I didn’t watch anything of Don Coscarelli’s films at first release. He displays such vivid enthusiasm on the screen that his movies cannot be ignored forever. Thanks to Netflix, I found a copy of Phantasm to experience. Thanks to a fellow reviewer, I was able to view Bubba Ho-Tep. Thanks to the bargain bin, I have now been given access to John Dies at the End, a quirky and rather disappointing film based on the novel of the same name.
The story is extremely convoluted but it comes down to this: a new drug has the potential to take its users into other dimensions and across massive expanses of time, but not everyone who uses is entirely normal after the experience. The story follows John (Rob Mayes, Enough Said, A Golden Christmas 3) and Dave (Chase Williamson, Sparks, The Guest) as they attempt to discover the source as Dave recounts the tale in a restaurant with audience Arnie Blondestone (Paul Giamatti, Sideways, The Amazing Spider-Man 2) listening intently.
Now, I like a lot of the supporting work here. Giamatti gives us a more captivated audience to connect to, but ultimately is unused, as is Clancy Brown (The Shawshank Redemption, The Spongebob Movie: Sponge Out of Water) as Dr. Albert Marconi, a paranormal power-player whom John and Dave look up to.

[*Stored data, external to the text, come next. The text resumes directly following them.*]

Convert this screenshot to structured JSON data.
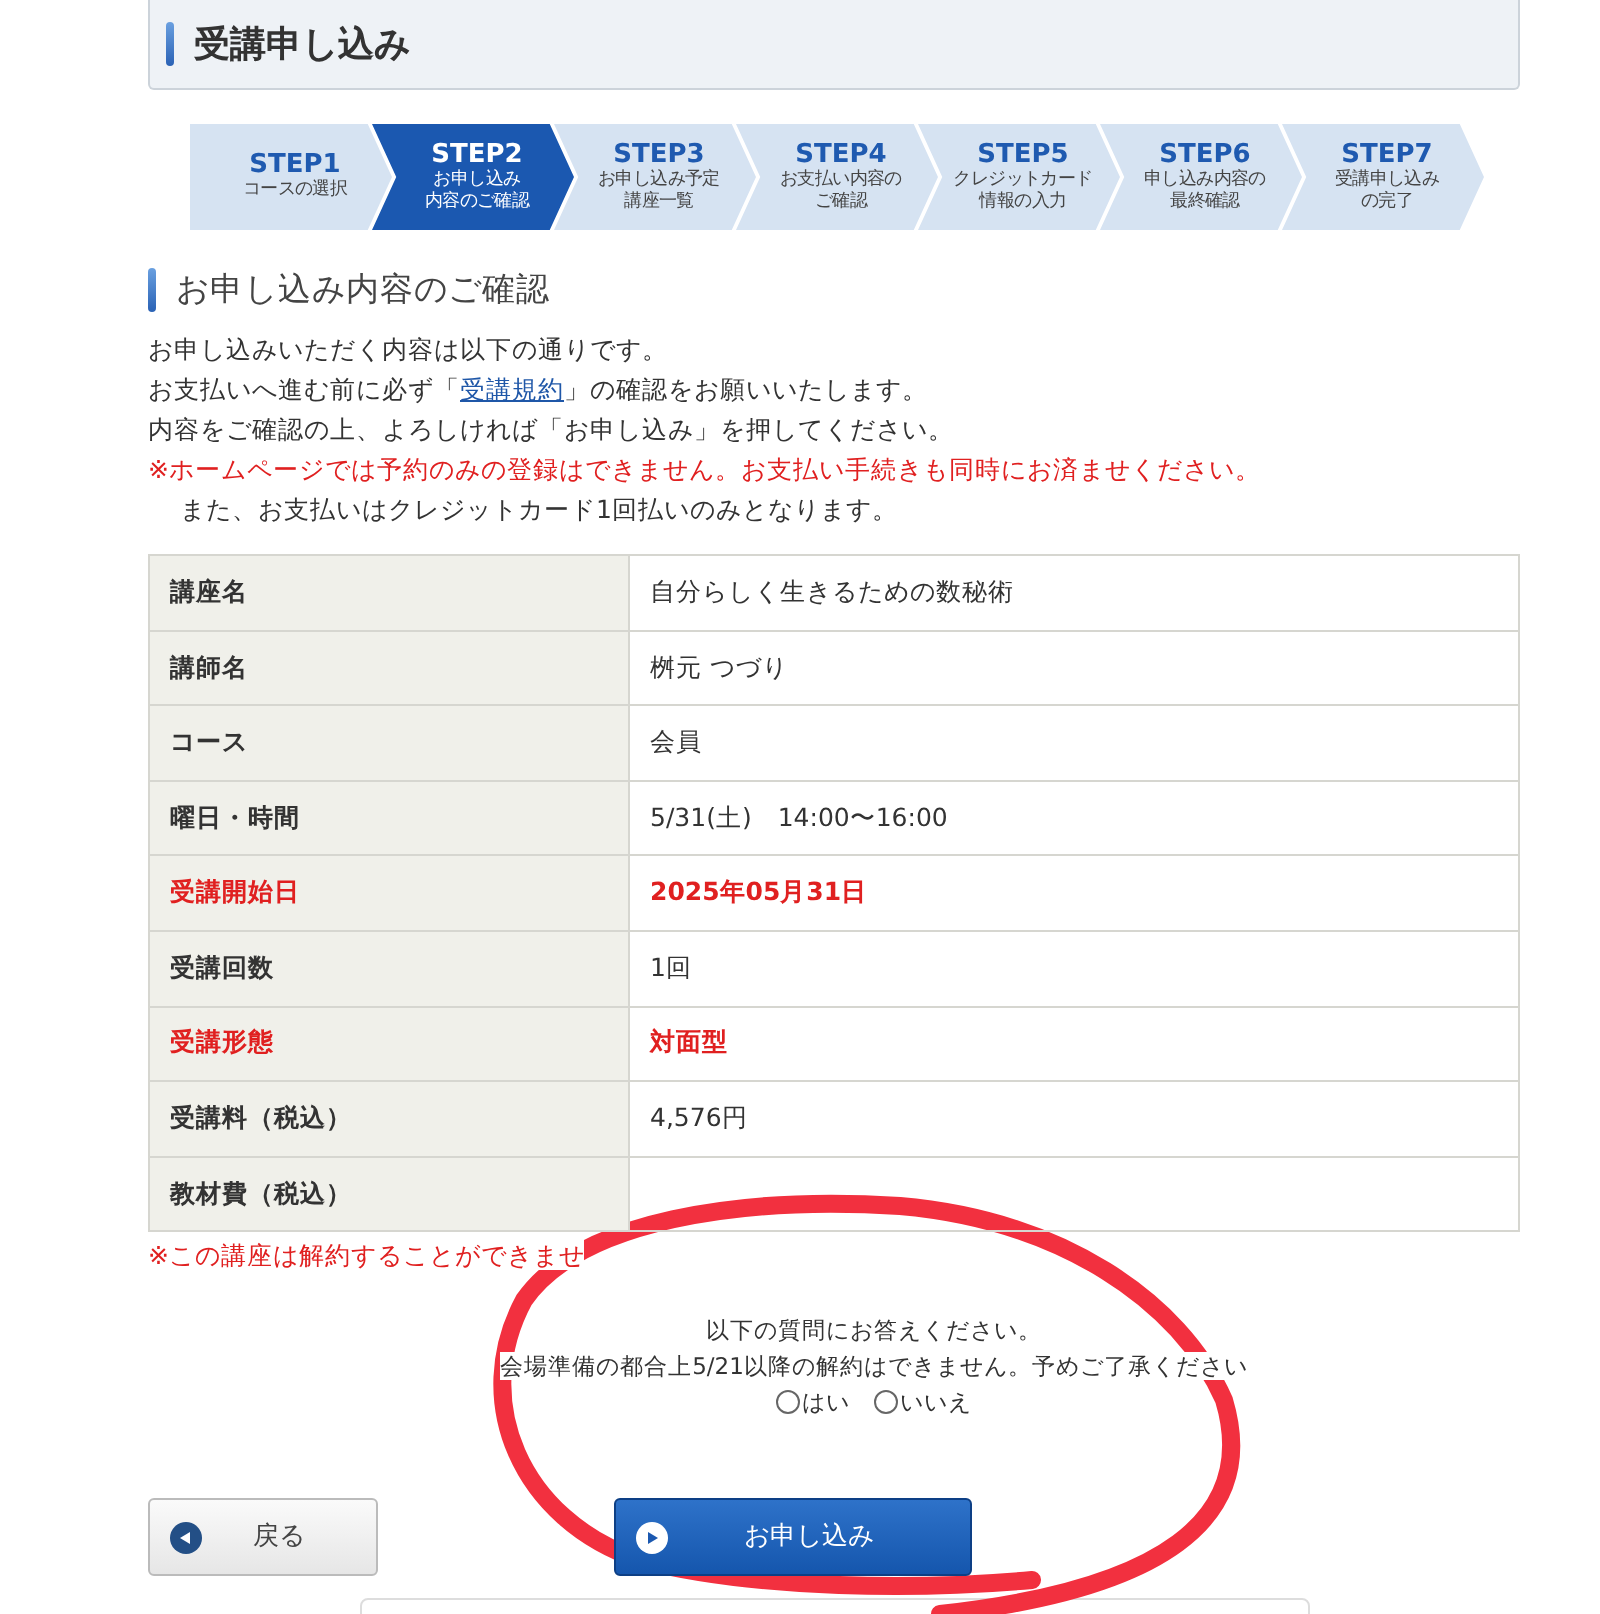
{
  "page_title": "受講申し込み",
  "steps": [
    {
      "label": "STEP1",
      "caption_lines": [
        "コースの選択"
      ],
      "selected": false
    },
    {
      "label": "STEP2",
      "caption_lines": [
        "お申し込み",
        "内容のご確認"
      ],
      "selected": true
    },
    {
      "label": "STEP3",
      "caption_lines": [
        "お申し込み予定",
        "講座一覧"
      ],
      "selected": false
    },
    {
      "label": "STEP4",
      "caption_lines": [
        "お支払い内容の",
        "ご確認"
      ],
      "selected": false
    },
    {
      "label": "STEP5",
      "caption_lines": [
        "クレジットカード",
        "情報の入力"
      ],
      "selected": false
    },
    {
      "label": "STEP6",
      "caption_lines": [
        "申し込み内容の",
        "最終確認"
      ],
      "selected": false
    },
    {
      "label": "STEP7",
      "caption_lines": [
        "受講申し込み",
        "の完了"
      ],
      "selected": false
    }
  ],
  "section_title": "お申し込み内容のご確認",
  "intro": [
    {
      "kind": "plain",
      "parts": [
        {
          "text": "お申し込みいただく内容は以下の通りです。"
        }
      ]
    },
    {
      "kind": "plain",
      "parts": [
        {
          "text": "お支払いへ進む前に必ず「"
        },
        {
          "text": "受講規約",
          "link": true
        },
        {
          "text": "」の確認をお願いいたします。"
        }
      ]
    },
    {
      "kind": "plain",
      "parts": [
        {
          "text": "内容をご確認の上、よろしければ「お申し込み」を押してください。"
        }
      ]
    },
    {
      "kind": "warning",
      "parts": [
        {
          "text": "※ホームページでは予約のみの登録はできません。お支払い手続きも同時にお済ませください。"
        }
      ]
    },
    {
      "kind": "indent",
      "parts": [
        {
          "text": "また、お支払いはクレジットカード1回払いのみとなります。"
        }
      ]
    }
  ],
  "details": [
    {
      "label": "講座名",
      "value": "自分らしく生きるための数秘術",
      "emphasis": false
    },
    {
      "label": "講師名",
      "value": "桝元 つづり",
      "emphasis": false
    },
    {
      "label": "コース",
      "value": "会員",
      "emphasis": false
    },
    {
      "label": "曜日・時間",
      "value": "5/31(土)　14:00〜16:00",
      "emphasis": false
    },
    {
      "label": "受講開始日",
      "value": "2025年05月31日",
      "emphasis": true
    },
    {
      "label": "受講回数",
      "value": "1回",
      "emphasis": false
    },
    {
      "label": "受講形態",
      "value": "対面型",
      "emphasis": true
    },
    {
      "label": "受講料（税込）",
      "value": "4,576円",
      "emphasis": false
    },
    {
      "label": "教材費（税込）",
      "emphasis": false
    }
  ],
  "cancel_note": "※この講座は解約することができませ",
  "question": {
    "prompt": "以下の質問にお答えください。",
    "text": "会場準備の都合上5/21以降の解約はできません。予めご了承ください",
    "options": [
      {
        "label": "はい",
        "selected": false
      },
      {
        "label": "いいえ",
        "selected": false
      }
    ]
  },
  "buttons": [
    {
      "kind": "back",
      "label": "戻る"
    },
    {
      "kind": "primary",
      "label": "お申し込み"
    }
  ]
}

I had to spend a lot of time calculating exactly what turned me off of this film, and I came to the conclusion that it suffers for the very reasons that Coscarelli’s other work, Phantasm and Bubba Ho-Tep, work so well. That strangeness, that quality of oddity turned me away from this. It didn’t start like that, I happened to find the film’s opening, involving an exorcism, a doorknob that transforms into a penis, and a demon made up entirely of frozen meats, quite entertaining. The plot just sort of unravels as it is trying to build.
That’s a lot of what makes up John Dies at the End: trying. I can see that it is trying to be strange and yet appealing. I can see that it is trying to be comedic. I can see that it is trying to shock. It is, and yet none of that matters between a weak script and lead performers that can’t carry the film.
Chase Williamson and Rob Mayes are unknowns, and are likely to stay that way, neither one of them seems to be able to handle a scene and truly hold an audience in the way that Dave tries to hold Blondestone.
Coscarelli was quoted that John Dies at the End was one of the greatest titles in motion picture history, and that can be kind of true, although SPOILER ALERT SPOILER ALERT SPOILER ALERT allowing John’s character to live makes it come off as less inspired. Making the decision to kill off the character you promised to kill off would allow you some more creative freedom to embrace the strange, because it allows the audience to be less focused on the ending and more on the journey, which is oftentimes a tough sell. END SPOILERS.
In the end, I can openly appreciate the attempt that this film is making. I can, but that doesn’t excuse the fact that I was checking my watch less than fifteen minutes in, and that doesn’t make for a wonderful last eighty minutes or so. Don’t rate Coscarelli on this bummer.